After four months of information-gathering and brainstorming, the IT team will now shift gears and begin a five-month planning effort that will precede implementation, which is slated to begin in June. The team's charge was to assess the current state of IT services on campus and to envision ways to improve the program, avoid redundancy, and build a long-term, cost-effective delivery model.

Team member Aaron Melgares, manager of administrative computing for the Division of Physical and Biological Sciences, shared some of the highlights of the data-gathering phase before Janine Roeth, director of the distributed computing group in Communications and Technology Services (CATS), described the team's vision for the future.

The seven-member data-gathering team began by drafting a 60-page document that established definitions of terms like "server." By the end, the team had received 11,000 records from 10 divisions and 52 units on campus.

"We believe we've developed a fairly accurate picture of what the current state of IT at UCSC looks like," said Melgares, adding that team members are in the process of finalizing a report based on their preliminary findings.

Among the highlights of that picture:

• The campus spends at least $28.5 million annually on IT services and equipment, including $16.5 million on staff salaries; $4.84 million on hardware; and $2.49 million on software.

• About 290 people (excluding students) spend at least 20 percent of their time providing IT services on campus, including 130 employees of the Information Technology Services Division.

• Support is provided to the following groups on campus: administrative, including nonacademic and nonresearch-related employees (60 percent); research (15 percent); instruction (15 percent); faculty (8 percent); publications (2 percent).

• Types of service provided are consulting, including application development and support (30 percent); IT resource management (21 percent); workstation/user support (18 percent); server support (13 percent); network support (10 percent); IT administrative support (8 percent).

• Most computers on campus are four or five years old, although one unit dates back to 1983--a discovery that provoked titters of disbelief from the audience.

• About 50 different e-mail programs are in use across campus.

• Forty-five percent of computers run Macintosh operating systems, compared to 42 percent that run Windows, and 12 percent that run Unix/Linux.

As the data-gathering group tracked down the nitty-gritty facts, a "vision" group was busy developing a conceptual model of IT service for the campus that integrated short-term budget concerns in a longer-term delivery model.

The group identified seven principles to guide its work, including establishment of "coherent delivery" of IT services through consolidation, cost savings, a focus on customer service, the ability to be adaptive and responsive, and a recognition that the people providing IT services are essential campus resources, said Roeth.

The conceptual model that has been endorsed by administrators combines a base of centrally provided services, with additional services available on a contract basis. Local funds could also support dedicated local support in specialized areas, like theatrical lighting or telescope support.

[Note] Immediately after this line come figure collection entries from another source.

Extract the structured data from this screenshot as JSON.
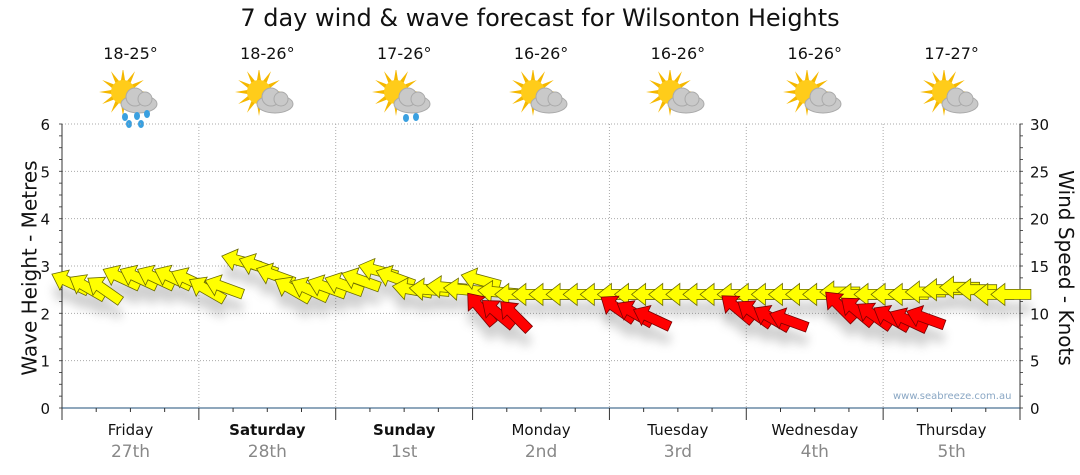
{
  "chart_data": {
    "type": "scatter",
    "title": "7 day wind & wave forecast for Wilsonton Heights",
    "ylabel": "Wave Height - Metres",
    "y2label": "Wind Speed - Knots",
    "ylim": [
      0,
      6
    ],
    "y2lim": [
      0,
      30
    ],
    "yticks": [
      "0",
      "1",
      "2",
      "3",
      "4",
      "5",
      "6"
    ],
    "y2ticks": [
      "0",
      "5",
      "10",
      "15",
      "20",
      "25",
      "30"
    ],
    "grid": true,
    "interval_hours": 3,
    "days": [
      {
        "name": "Friday",
        "date": "27th",
        "temp": "18-25°",
        "icon": "sun-cloud-rain",
        "bold": false
      },
      {
        "name": "Saturday",
        "date": "28th",
        "temp": "18-26°",
        "icon": "sun-cloud",
        "bold": true
      },
      {
        "name": "Sunday",
        "date": "1st",
        "temp": "17-26°",
        "icon": "sun-cloud-light-rain",
        "bold": true
      },
      {
        "name": "Monday",
        "date": "2nd",
        "temp": "16-26°",
        "icon": "sun-cloud",
        "bold": false
      },
      {
        "name": "Tuesday",
        "date": "3rd",
        "temp": "16-26°",
        "icon": "sun-cloud",
        "bold": false
      },
      {
        "name": "Wednesday",
        "date": "4th",
        "temp": "16-26°",
        "icon": "sun-cloud",
        "bold": false
      },
      {
        "name": "Thursday",
        "date": "5th",
        "temp": "17-27°",
        "icon": "sun-cloud",
        "bold": false
      }
    ],
    "series": [
      {
        "name": "yellow arrows",
        "color": "#ffff00",
        "values": [
          2.65,
          2.55,
          2.5,
          2.75,
          2.75,
          2.75,
          2.75,
          2.7,
          2.5,
          2.55,
          3.1,
          3.0,
          2.8,
          2.5,
          2.5,
          2.55,
          2.6,
          2.7,
          2.9,
          2.75,
          2.5,
          2.5,
          2.55,
          2.5,
          2.7,
          2.45,
          2.4,
          2.4,
          2.4,
          2.4,
          2.4,
          2.4,
          2.4,
          2.4,
          2.4,
          2.4,
          2.4,
          2.4,
          2.4,
          2.4,
          2.4,
          2.4,
          2.4,
          2.4,
          2.4,
          2.45,
          2.4,
          2.4,
          2.4,
          2.4,
          2.45,
          2.5,
          2.55,
          2.5,
          2.4,
          2.4
        ],
        "direction_deg": [
          115,
          120,
          125,
          115,
          115,
          115,
          115,
          115,
          120,
          110,
          105,
          110,
          110,
          120,
          115,
          110,
          110,
          110,
          105,
          110,
          100,
          95,
          95,
          95,
          105,
          95,
          90,
          90,
          90,
          90,
          90,
          90,
          90,
          90,
          90,
          90,
          90,
          90,
          90,
          90,
          90,
          90,
          90,
          90,
          90,
          90,
          90,
          90,
          90,
          90,
          90,
          90,
          90,
          90,
          90,
          90
        ]
      },
      {
        "name": "red arrows",
        "color": "#ff0000",
        "values": [
          null,
          null,
          null,
          null,
          null,
          null,
          null,
          null,
          null,
          null,
          null,
          null,
          null,
          null,
          null,
          null,
          null,
          null,
          null,
          null,
          null,
          null,
          null,
          null,
          2.1,
          2.0,
          1.95,
          null,
          null,
          null,
          null,
          null,
          2.1,
          2.0,
          1.9,
          null,
          null,
          null,
          null,
          2.1,
          2.0,
          1.9,
          1.85,
          null,
          null,
          2.15,
          2.05,
          1.95,
          1.9,
          1.85,
          1.9,
          null,
          null,
          null,
          null,
          null
        ],
        "direction_deg": [
          0,
          0,
          0,
          0,
          0,
          0,
          0,
          0,
          0,
          0,
          0,
          0,
          0,
          0,
          0,
          0,
          0,
          0,
          0,
          0,
          0,
          0,
          0,
          0,
          140,
          130,
          135,
          0,
          0,
          0,
          0,
          0,
          125,
          120,
          115,
          0,
          0,
          0,
          0,
          130,
          125,
          120,
          110,
          0,
          0,
          135,
          130,
          125,
          120,
          115,
          110,
          0,
          0,
          0,
          0,
          0
        ]
      }
    ]
  },
  "watermark": "www.seabreeze.com.au"
}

The goal is to create an organization that is "nimble and responsive to the diverse needs of the campus," said Roeth. IT service levels need to be consistent across campus, and the IT group would benefit from greater visibility, she said, adding that consolidation would make cost-management efforts more effective.

Unlike other EBC projects, the IT consolidation effort did not identify a specific monetary savings target at the outset but is prepared to propose a target to the chancellor by June, said Larry Merkley, vice provost for information technology.

"It's going to cost some money to save some money," he said, noting that revamping the time-and-attendance system is requiring the purchase of new software.

As the IT team begins planning in earnest, members are eager for input from the campus. Members will survey campus customers, review local best practices, consult with experts both on and off campus, and host a forum on the IT transformation project. E-mail can be sent to the team, and the group's progress can be monitored online.